After an easy morning we packed and headed off to the National Park office we hadn’t made it to yesterday. It was a few kilometres of hills (okay, maybe 3 or 4), and absolutely bursting with visitors. We were the first cyclists for the day and got to choose our spot from the five small cyclist spaces grouped close together in a circle just down from the centre. These are kept especially for cyclists and backpackers who rock up on the day. The toilet block was only a short walk across the day-use car park. It had a cold shower (brrr…) and drinkable water as well. Beautiful Richards Beach was a short walk across the sand dune.

Richard’s Beach

Apart from the fact it was incredibly windy and the smell of stagnant water kept wafting across from the nearby creek, the campsite was great. Frederico, the Italian backpacker, set up camp, as did a young couple from Melbourne called Ivan and Evie, who we had met the day before.  

If you’re going to ride all the way to Coles Bay, you really need to do a walk, at least to the Wineglass Bay lookout. It is the shortest walk you can do, 40 minute return trip from the car park. To get to the car park we had to ride a few kilometres of good Tasmanian hills of course, which felt a little hard after yesterday’s journeys. We had not brought a hat so we just wore our bike helmets and Da Brim helmet brims. They worked great!

Wineglass Bay – it was packed with tourists and a bit too busy for our liking. Beautiful view though!

By the time we made it back to our campsite, we were ready for lunch, so we strolled to the Coles Bay township, a 15 minute walk. The closest cafe had a nice outlook and good beer and pizza so we sat there for a good hour taking in the views. One beer was all it took and the rest of the afternoon was spent sleeping on the beach.

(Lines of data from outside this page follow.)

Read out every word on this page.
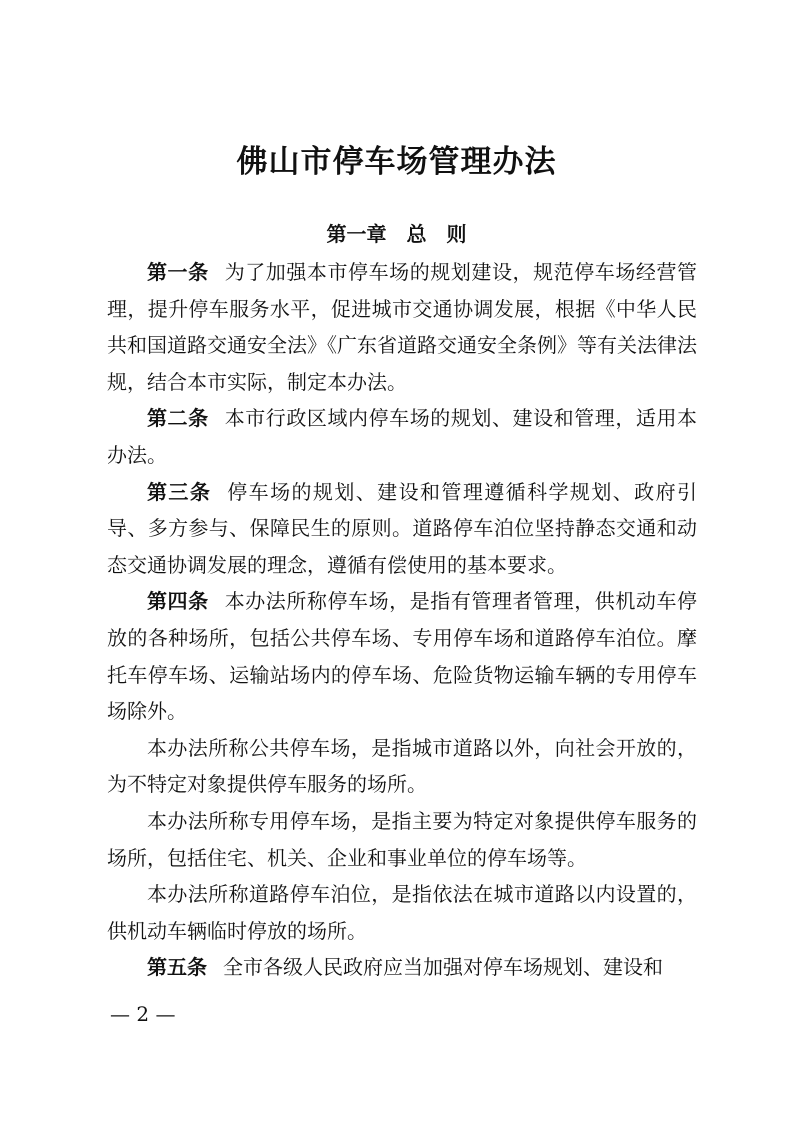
佛山市停车场管理办法
第一章　总　则

第一条 为了加强本市停车场的规划建设，规范停车场经营管理，提升停车服务水平，促进城市交通协调发展，根据《中华人民共和国道路交通安全法》《广东省道路交通安全条例》等有关法律法规，结合本市实际，制定本办法。

第二条 本市行政区域内停车场的规划、建设和管理，适用本办法。

第三条 停车场的规划、建设和管理遵循科学规划、政府引导、多方参与、保障民生的原则。道路停车泊位坚持静态交通和动态交通协调发展的理念，遵循有偿使用的基本要求。

第四条 本办法所称停车场，是指有管理者管理，供机动车停放的各种场所，包括公共停车场、专用停车场和道路停车泊位。摩托车停车场、运输站场内的停车场、危险货物运输车辆的专用停车场除外。

本办法所称公共停车场，是指城市道路以外，向社会开放的，为不特定对象提供停车服务的场所。

本办法所称专用停车场，是指主要为特定对象提供停车服务的场所，包括住宅、机关、企业和事业单位的停车场等。

本办法所称道路停车泊位，是指依法在城市道路以内设置的，供机动车辆临时停放的场所。

第五条 全市各级人民政府应当加强对停车场规划、建设和

— 2 —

The camp kitchen was sheltered and we cooked dinner on my Trangia while chatting to the young couple from Melbourne. They mentioned the ‘a***hole factor’, which is when you roll into town and see people arriving in cars and feel rather self-righteous. Bec and I never suffer from ‘a***hole factor’, we are better.

Kitchen area at Richards Beach

During the night the possums decided to attack. We had, rather negligently, left the rubbish in a bag inside the tent vestibule as there is no rubbish bin and you have to carry it out with you. The possum crawled into the vestibule on Bec’s side and started trying to get whatever food it could. In her half sleep Bec was about to open her screen door and let the possum in the tent! With me on one side loudly whispering “don’t let the possum in!,  and Bec banging her side of the tent, the possum eventually scattered….to the young couple’s tent! I heard a commotion and then Evie was laughing and commenting on the fact the possum got into their peanut butter!

Apart from a rough night with the possums, we slept okay and were packed up and at the coffee shop by 8.30am the next day.